Все лица, засветились радостными улыбками, как у людей, нашедших, наконец, то, что так долго и мучительно искали. Марии Степановне стало лучше, она встала, вышла из спаленки и твердо заявила, что и она пойдёт. Адарья Даниловна по–старушечьи заохала, запричитала. По сухим морщинкам её лица катились слёзы.
— Не горюй, мать! — говорил Макей, обнимая узкие плечи старушки, как всегда покрытые теплой нарядной шалью.
— Да она‑то зачем? Хлопцам куда ни шло, — воевать надо, а ведь она женщина. Ведь дети у ей!
— Вот, к примеру, меня ранят, — сказал Макей.
— Помилуй бог! — вскрикнула старуха.
— На войне, мать, всё может быть. Ну кто мне, скажем, рану перевяжет? Ропатинский?

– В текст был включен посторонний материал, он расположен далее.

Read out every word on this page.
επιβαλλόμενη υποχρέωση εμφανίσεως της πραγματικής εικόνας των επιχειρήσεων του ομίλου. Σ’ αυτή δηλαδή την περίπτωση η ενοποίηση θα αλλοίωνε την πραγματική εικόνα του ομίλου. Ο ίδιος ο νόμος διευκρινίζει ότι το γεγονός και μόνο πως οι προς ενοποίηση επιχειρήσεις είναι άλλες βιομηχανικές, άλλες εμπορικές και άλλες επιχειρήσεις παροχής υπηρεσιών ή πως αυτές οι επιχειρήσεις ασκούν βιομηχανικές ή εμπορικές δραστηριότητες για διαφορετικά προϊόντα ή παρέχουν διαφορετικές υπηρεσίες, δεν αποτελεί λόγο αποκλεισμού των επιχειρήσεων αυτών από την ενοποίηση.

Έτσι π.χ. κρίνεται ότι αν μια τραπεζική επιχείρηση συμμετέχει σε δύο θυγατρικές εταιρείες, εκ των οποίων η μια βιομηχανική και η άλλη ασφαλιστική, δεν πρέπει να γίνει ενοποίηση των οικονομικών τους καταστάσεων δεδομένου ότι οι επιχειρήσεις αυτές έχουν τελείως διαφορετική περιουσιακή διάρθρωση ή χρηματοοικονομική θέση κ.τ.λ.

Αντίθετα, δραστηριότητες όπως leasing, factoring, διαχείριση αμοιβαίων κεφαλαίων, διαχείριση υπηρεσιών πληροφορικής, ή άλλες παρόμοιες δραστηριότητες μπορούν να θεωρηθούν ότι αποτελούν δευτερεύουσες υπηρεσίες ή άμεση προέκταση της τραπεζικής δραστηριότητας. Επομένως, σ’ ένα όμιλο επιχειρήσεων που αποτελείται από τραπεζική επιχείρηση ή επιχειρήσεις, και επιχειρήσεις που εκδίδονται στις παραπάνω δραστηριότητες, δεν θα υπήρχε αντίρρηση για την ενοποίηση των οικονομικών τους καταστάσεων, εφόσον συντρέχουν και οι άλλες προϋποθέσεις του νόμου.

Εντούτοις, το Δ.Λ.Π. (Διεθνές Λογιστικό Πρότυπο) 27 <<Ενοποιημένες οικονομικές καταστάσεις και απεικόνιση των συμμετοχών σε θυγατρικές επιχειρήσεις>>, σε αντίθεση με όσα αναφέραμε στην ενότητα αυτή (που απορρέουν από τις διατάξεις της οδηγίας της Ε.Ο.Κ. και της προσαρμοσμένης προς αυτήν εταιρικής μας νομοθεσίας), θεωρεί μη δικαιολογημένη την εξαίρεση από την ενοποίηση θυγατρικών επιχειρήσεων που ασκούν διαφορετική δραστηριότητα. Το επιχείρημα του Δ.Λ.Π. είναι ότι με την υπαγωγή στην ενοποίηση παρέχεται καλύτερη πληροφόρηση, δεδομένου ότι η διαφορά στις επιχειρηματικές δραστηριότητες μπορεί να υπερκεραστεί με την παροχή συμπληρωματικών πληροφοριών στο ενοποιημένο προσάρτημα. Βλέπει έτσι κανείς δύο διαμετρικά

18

Адарья Даниловна махнула рукой.
— Какой из Ропатинского, прости господи, фершал. Лучше Марии никто этого не сделает.
— Ну, вот и договорились! — радостно воскликнул (Макей и, обняв старушку, поцеловал её в щёку.
— Ну, бувайте! — сказал он, энергично пожимая Марии Степановне руку и улыбаясь. Он словно переродился за последние минуты. Куда девалась его угрюмость! Глаза озорно блестят, радостная улыбка не сходит с лица.

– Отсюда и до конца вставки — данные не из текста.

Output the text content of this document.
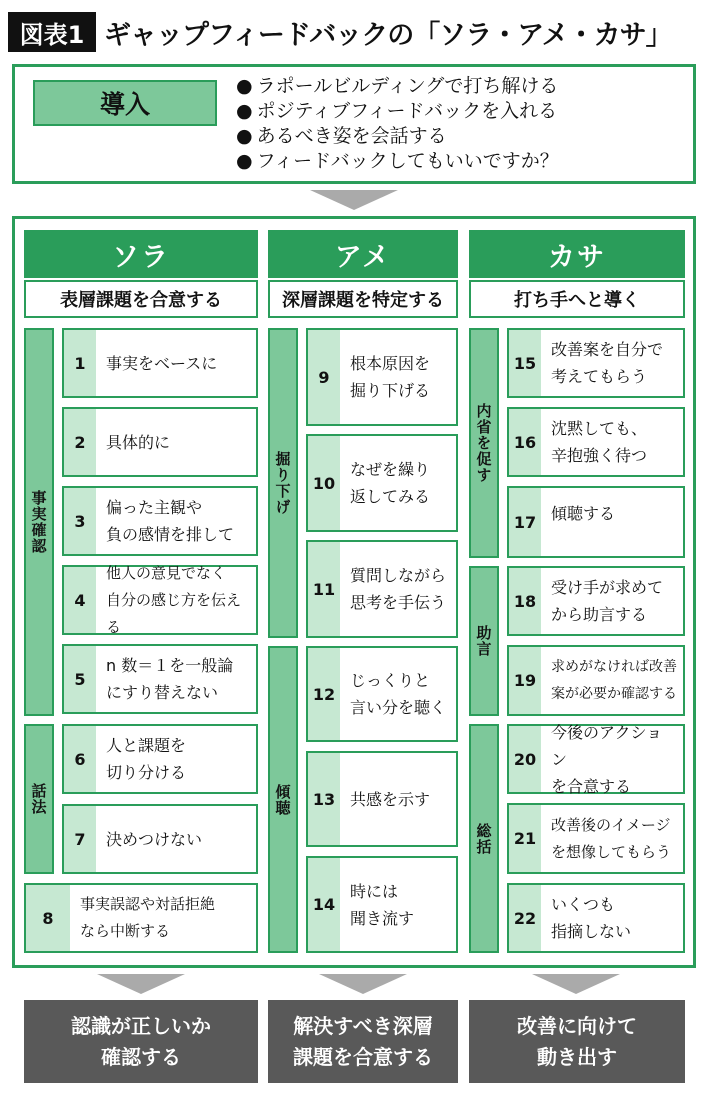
図表1 ギャップフィードバックの「ソラ・アメ・カサ」
導入
● ラポールビルディングで打ち解ける
● ポジティブフィードバックを入れる
● あるべき姿を会話する
● フィードバックしてもいいですか？
ソラ
表層課題を合意する
アメ
深層課題を特定する
カサ
打ち手へと導く
事実確認
話法
1	事実をベースに
2	具体的に
3
偏った主観や
負の感情を排して
4
他人の意見でなく
自分の感じ方を伝える
5
n 数＝１を一般論
にすり替えない
6
人と課題を
切り分ける
7	決めつけない
8
事実誤認や対話拒絶
なら中断する
掘り下げ
傾聴
9
根本原因を
掘り下げる
10
なぜを繰り
返してみる
11
質問しながら
思考を手伝う
12
じっくりと
言い分を聴く
13 共感を示す
14
時には
聞き流す
内省を促す
助言
総括
15
改善案を自分で
考えてもらう
16
沈黙しても、
辛抱強く待つ
17 傾聴する
18
受け手が求めて
から助言する
19
求めがなければ改善
案が必要か確認する
20
今後のアクション
を合意する
21
改善後のイメージ
を想像してもらう
22
いくつも
指摘しない
認識が正しいか
確認する
解決すべき深層
課題を合意する
改善に向けて
動き出す
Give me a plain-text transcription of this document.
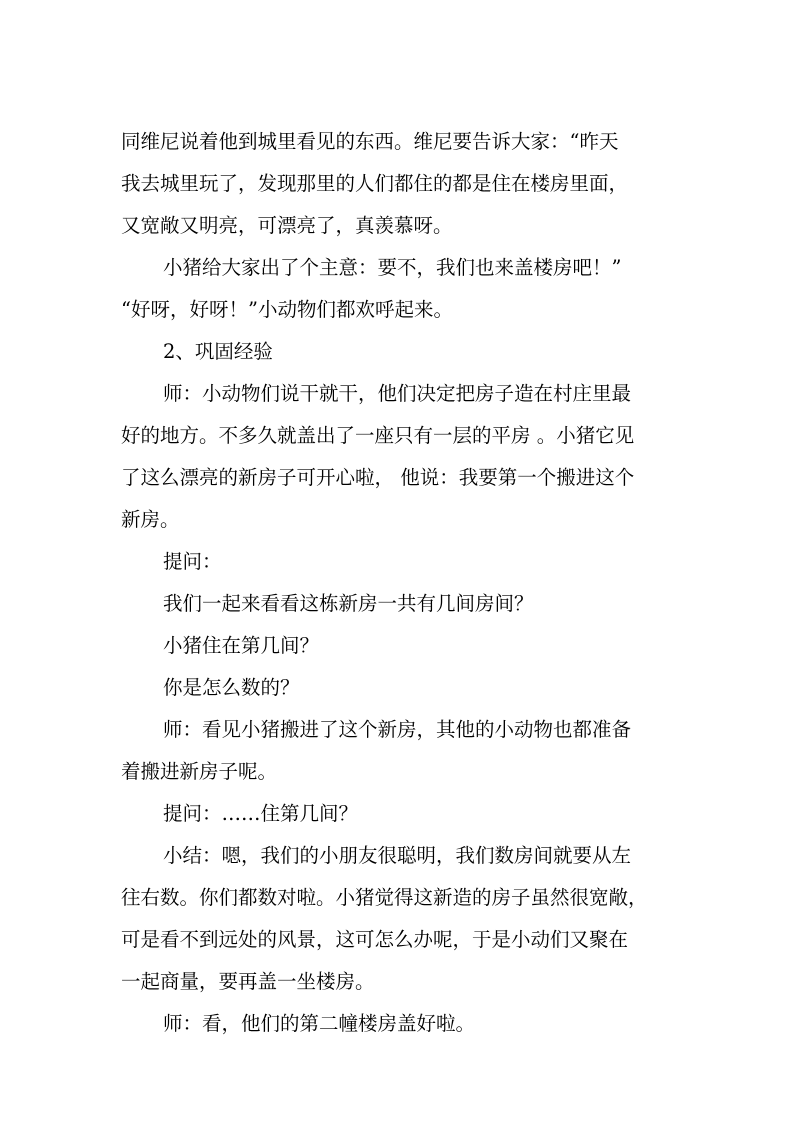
同维尼说着他到城里看见的东西。维尼要告诉大家：“昨天
我去城里玩了，发现那里的人们都住的都是住在楼房里面，
又宽敞又明亮，可漂亮了，真羡慕呀。
小猪给大家出了个主意：要不，我们也来盖楼房吧！”
“好呀，好呀！”小动物们都欢呼起来。
2、巩固经验
师：小动物们说干就干，他们决定把房子造在村庄里最
好的地方。不多久就盖出了一座只有一层的平房 。小猪它见
了这么漂亮的新房子可开心啦， 他说：我要第一个搬进这个
新房。
提问：
我们一起来看看这栋新房一共有几间房间？
小猪住在第几间？
你是怎么数的？
师：看见小猪搬进了这个新房，其他的小动物也都准备
着搬进新房子呢。
提问：……住第几间？
小结：嗯，我们的小朋友很聪明，我们数房间就要从左
往右数。你们都数对啦。小猪觉得这新造的房子虽然很宽敞，
可是看不到远处的风景，这可怎么办呢，于是小动们又聚在
一起商量，要再盖一坐楼房。
师：看，他们的第二幢楼房盖好啦。
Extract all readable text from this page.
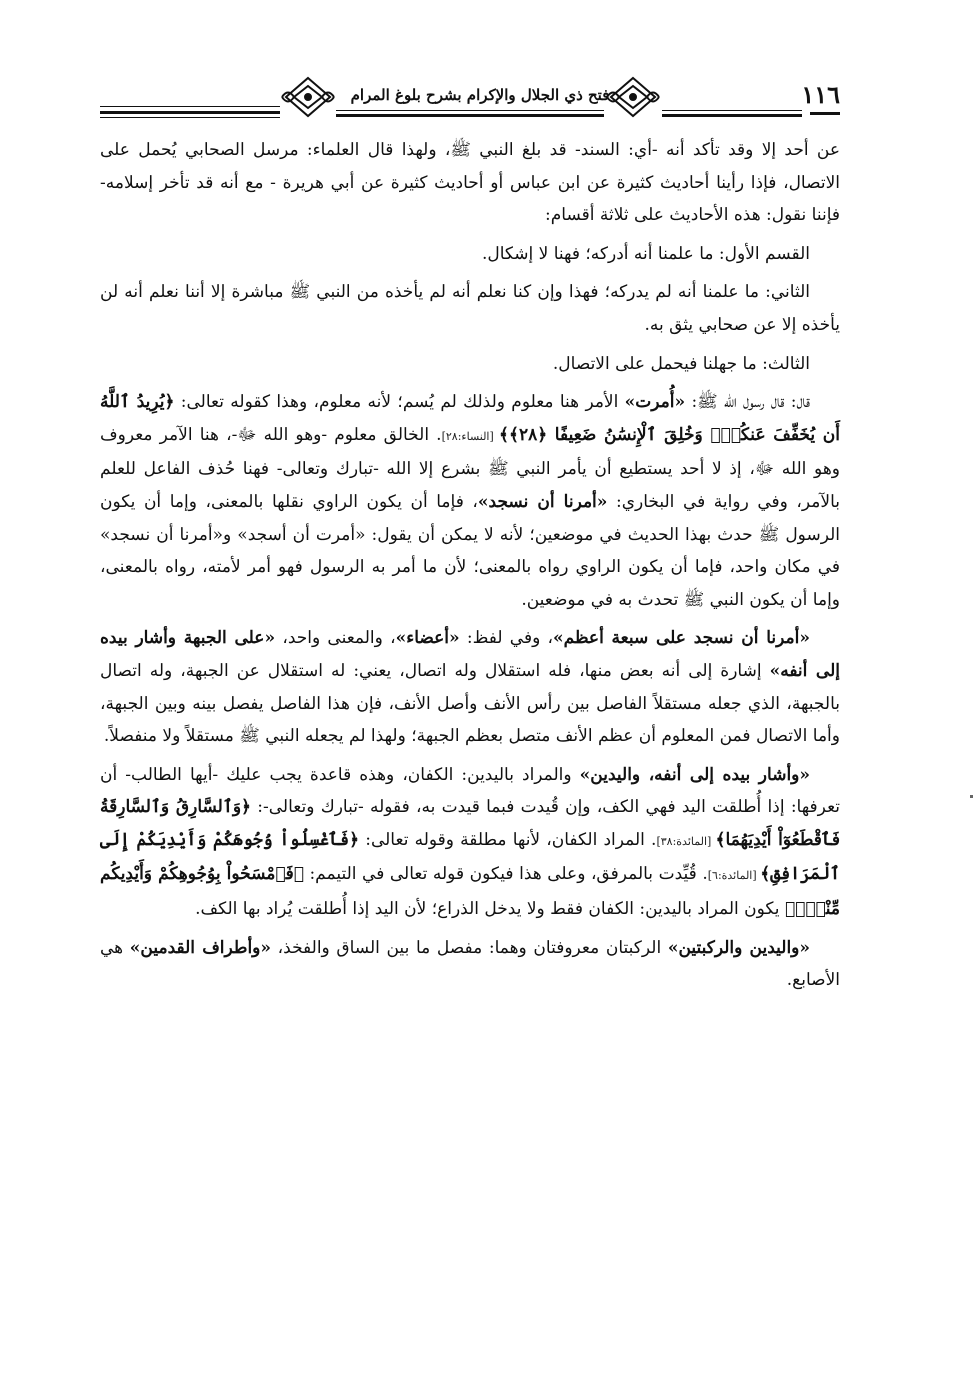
١١٦
فتح ذي الجلال والإكرام بشرح بلوغ المرام

عن أحد إلا وقد تأكد أنه -أي: السند- قد بلغ النبي ﷺ، ولهذا قال العلماء: مرسل الصحابي يُحمل على الاتصال، فإذا رأينا أحاديث كثيرة عن ابن عباس أو أحاديث كثيرة عن أبي هريرة - مع أنه قد تأخر إسلامه- فإننا نقول: هذه الأحاديث على ثلاثة أقسام:

القسم الأول: ما علمنا أنه أدركه؛ فهنا لا إشكال.

الثاني: ما علمنا أنه لم يدركه؛ فهذا وإن كنا نعلم أنه لم يأخذه من النبي ﷺ مباشرة إلا أننا نعلم أنه لن يأخذه إلا عن صحابي يثق به.

الثالث: ما جهلنا فيحمل على الاتصال.

قال: قال رسول الله ﷺ: «أُمرت» الأمر هنا معلوم ولذلك لم يُسم؛ لأنه معلوم، وهذا كقوله تعالى: ﴿يُرِيدُ ٱللَّهُ أَن يُخَفِّفَ عَنكُمْۚ وَخُلِقَ ٱلْإِنسَٰنُ ضَعِيفًا ﴿٢٨﴾﴾ [النساء:٢٨]. الخالق معلوم -وهو الله ﷻ-، هنا الآمر معروف وهو الله ﷻ، إذ لا أحد يستطيع أن يأمر النبي ﷺ بشرع إلا الله -تبارك وتعالى- فهنا حُذف الفاعل للعلم بالآمر، وفي رواية في البخاري: «أمرنا أن نسجد»، فإما أن يكون الراوي نقلها بالمعنى، وإما أن يكون الرسول ﷺ حدث بهذا الحديث في موضعين؛ لأنه لا يمكن أن يقول: «أمرت أن أسجد» و«أمرنا أن نسجد» في مكان واحد، فإما أن يكون الراوي رواه بالمعنى؛ لأن ما أمر به الرسول فهو أمر لأمته، رواه بالمعنى، وإما أن يكون النبي ﷺ تحدث به في موضعين.

«أمرنا أن نسجد على سبعة أعظم»، وفي لفظ: «أعضاء»، والمعنى واحد، «على الجبهة وأشار بيده إلى أنفه» إشارة إلى أنه بعض منها، فله استقلال وله اتصال، يعني: له استقلال عن الجبهة، وله اتصال بالجبهة، الذي جعله مستقلاً الفاصل بين رأس الأنف وأصل الأنف، فإن هذا الفاصل يفصل بينه وبين الجبهة، وأما الاتصال فمن المعلوم أن عظم الأنف متصل بعظم الجبهة؛ ولهذا لم يجعله النبي ﷺ مستقلاً ولا منفصلاً.

«وأشار بيده إلى أنفه، واليدين» والمراد باليدين: الكفان، وهذه قاعدة يجب عليك -أيها الطالب- أن تعرفها: إذا أُطلقت اليد فهي الكف، وإن قُيدت فبما قيدت به، فقوله -تبارك وتعالى-: ﴿وَٱلسَّارِقُ وَٱلسَّارِقَةُ فَٱقْطَعُوٓاْ أَيْدِيَهُمَا﴾ [المائدة:٣٨]. المراد الكفان، لأنها مطلقة وقوله تعالى: ﴿فَٱغْسِلُواْ وُجُوهَكُمْ وَأَيْدِيَكُمْ إِلَى ٱلْمَرَافِقِ﴾ [المائدة:٦]. قُيِّدت بالمرفق، وعلى هذا فيكون قوله تعالى في التيمم: ﴿فَٱمْسَحُواْ بِوُجُوهِكُمْ وَأَيْدِيكُم مِّنْهُۚ﴾ يكون المراد باليدين: الكفان فقط ولا يدخل الذراع؛ لأن اليد إذا أُطلقت يُراد بها الكف.

«واليدين والركبتين» الركبتان معروفتان وهما: مفصل ما بين الساق والفخذ، «وأطراف القدمين» هي الأصابع.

Все начали прощаться с хозяевами. Сырцов тепло пожал крохотную руку Марии Степановны. Она невольно потупила глаза: ей, видимо, было немного неловко за недавнее проявление слабости.
— Правда, я ещё слабая женщина. Да? Но Бутарев… Это так ужасно! — воскликнула она и в глазах её снова появились слёзы.
Сырцов ласково, обеими руками, взял её за плечи, сказал:
«Не теряйте бодрости», говорил какой‑то древний мудрец, терпящий кораблекрушение, «худшее впереди». Мужайтесь, Мария Степановна, мужайтесь. Мы своего добьёмся.
Сказав это, он направился к двери. За ним вышли все остальные.
Мария Степановна легла, но долго не могла заснуть. «И чего это я, в самом деле, разнюнилась? Конечно, трудно будет нам, очень трудно, но мы добьёмся своего, это он правильно сказал». Она закрыла глаза, заставляя себя спать, чтобы завтра свежей и бодрой встретиться с друзьями. На печке в трубе тоскливо завывал ветер и это одновременно и тревожило, и успокаивало. Заснуть всё же долго не удавалось. Перед глазами, помимо её воли, стоял, как живой, Валентин Бутарев, отстреливающийся от врагов. Потом появился откуда‑то Василий Сырцов с мягким нежным взглядом и теплой, дразнящей воображение, улыбкой. Но вот мысли постепенно затуманились, надвинулась какая‑то вязкая, почти осязаемая, муть и тихо, медленно потянула Марию Степановну в зыбкую и тёмную пучину сна.